Role and Incentives of PBMs and Insurers

  • PBMs are highly consolidated and often owned by large insurers/healthcare conglomerates.
  • Because insurance profits are capped as a % of medical spend, shifting margin into PBMs circumvents caps: PBMs overcharge insurers, insurers raise premiums, the parent company keeps the spread.
  • Insurers are not viewed as primary “victims”; they can pass costs to employers and patients and have weak incentives to push prices down.
  • PBMs use secret rebates and formulary control to steer volume, keep generics off formularies, and justify high list prices while claiming big “discounts.”

Impact on Patients and Providers

  • Insured patients usually pay copays, not list price, but ultimately bear costs through higher premiums and narrower coverage.
  • Uninsured or temporarily “out-of-network” patients get hit with inflated list prices, e.g., insulin.
  • Stories of doctors and urgent care pushing tests or devices seemingly aligned with manufacturer payments raise concerns about conflicts of interest.
  • Some patients bypass the system via imports or buyers’ clubs, highlighting how broken the domestic market feels.

Data, IT, and Privacy Practices

  • First-hand accounts describe PBMs as merger-heavy, technically messy organizations using “innovation labs” as client-facing theater.
  • There is a substantial business in selling or “rebating” around de-identified or consent-waived medical data; posters question why this is legal but note HIPAA waivers and lobbying.
  • Concerns about mandatory IDs/phone numbers, data leaks, and weak consequences for breaches.

Regulation, Capture, and System Design

  • Multiple commenters frame the mess as regulatory design and capture: safe harbors for rebates, 340B distortions, Medicare’s limited price negotiation, import restrictions.
  • Others counter that some regulation is necessary (safety/efficacy), and that the U.S. problem is bad or captured regulation, not regulation per se.
  • Debate over whether vertical integration (insurer–PBM–pharmacy) should be explicitly prohibited.
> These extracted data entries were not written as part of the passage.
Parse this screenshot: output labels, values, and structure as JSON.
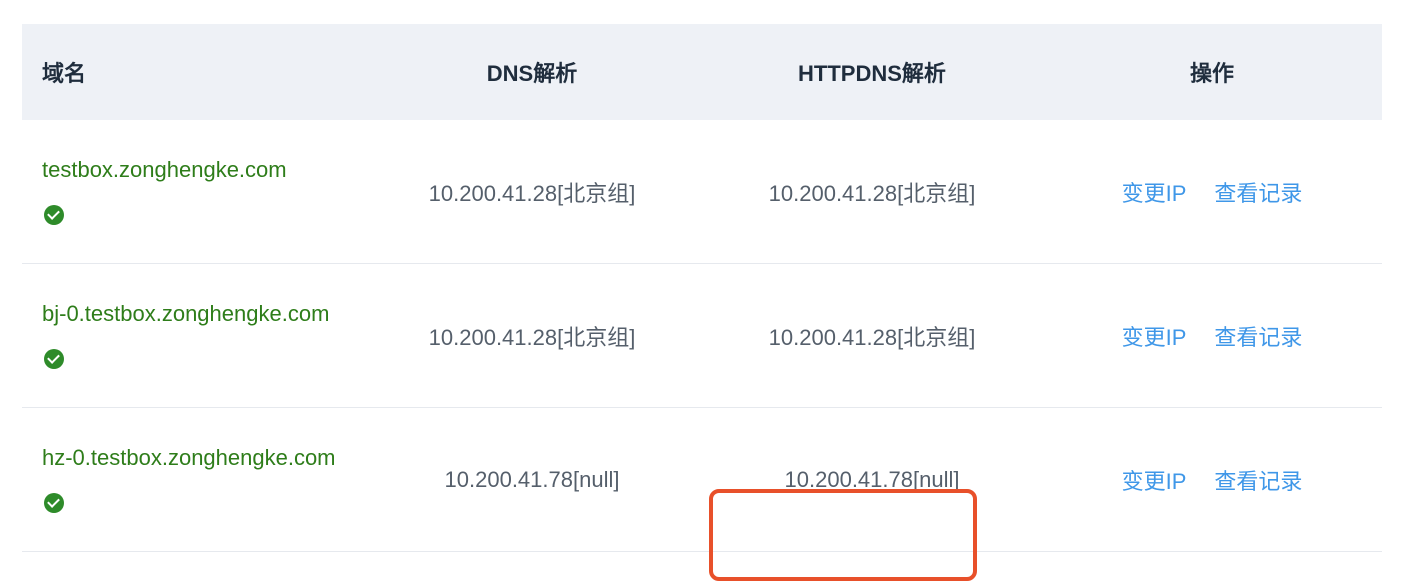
{
  "header": {
    "domain": "域名",
    "dns": "DNS解析",
    "httpdns": "HTTPDNS解析",
    "ops": "操作"
  },
  "rows": [
    {
      "domain": "testbox.zonghengke.com",
      "dns": "10.200.41.28[北京组]",
      "httpdns": "10.200.41.28[北京组]",
      "change_ip": "变更IP",
      "view_log": "查看记录"
    },
    {
      "domain": "bj-0.testbox.zonghengke.com",
      "dns": "10.200.41.28[北京组]",
      "httpdns": "10.200.41.28[北京组]",
      "change_ip": "变更IP",
      "view_log": "查看记录"
    },
    {
      "domain": "hz-0.testbox.zonghengke.com",
      "dns": "10.200.41.78[null]",
      "httpdns": "10.200.41.78[null]",
      "change_ip": "变更IP",
      "view_log": "查看记录"
    }
  ],
  "colors": {
    "domain_green": "#2e7d1a",
    "link_blue": "#3f97e8",
    "highlight_red": "#e8502a",
    "header_bg": "#eef1f6"
  },
  "icons": {
    "verified": "check-circle-icon"
  }
}
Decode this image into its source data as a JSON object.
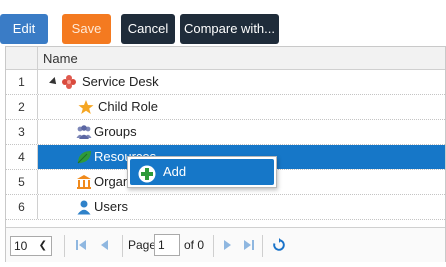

Drug Costs, R&D, and Alternatives

  • Biotech insiders emphasize real scientific difficulty and cost; others note heavy public funding, marketing outlays exceeding R&D in some cases, and patent games.
  • Disagreement over whether high profit margins are justified by past R&D costs.
  • Proposed remedies include price transparency, banning certain kickback exemptions, stronger antitrust, direct price regulation, or more public ownership/funding of drug development.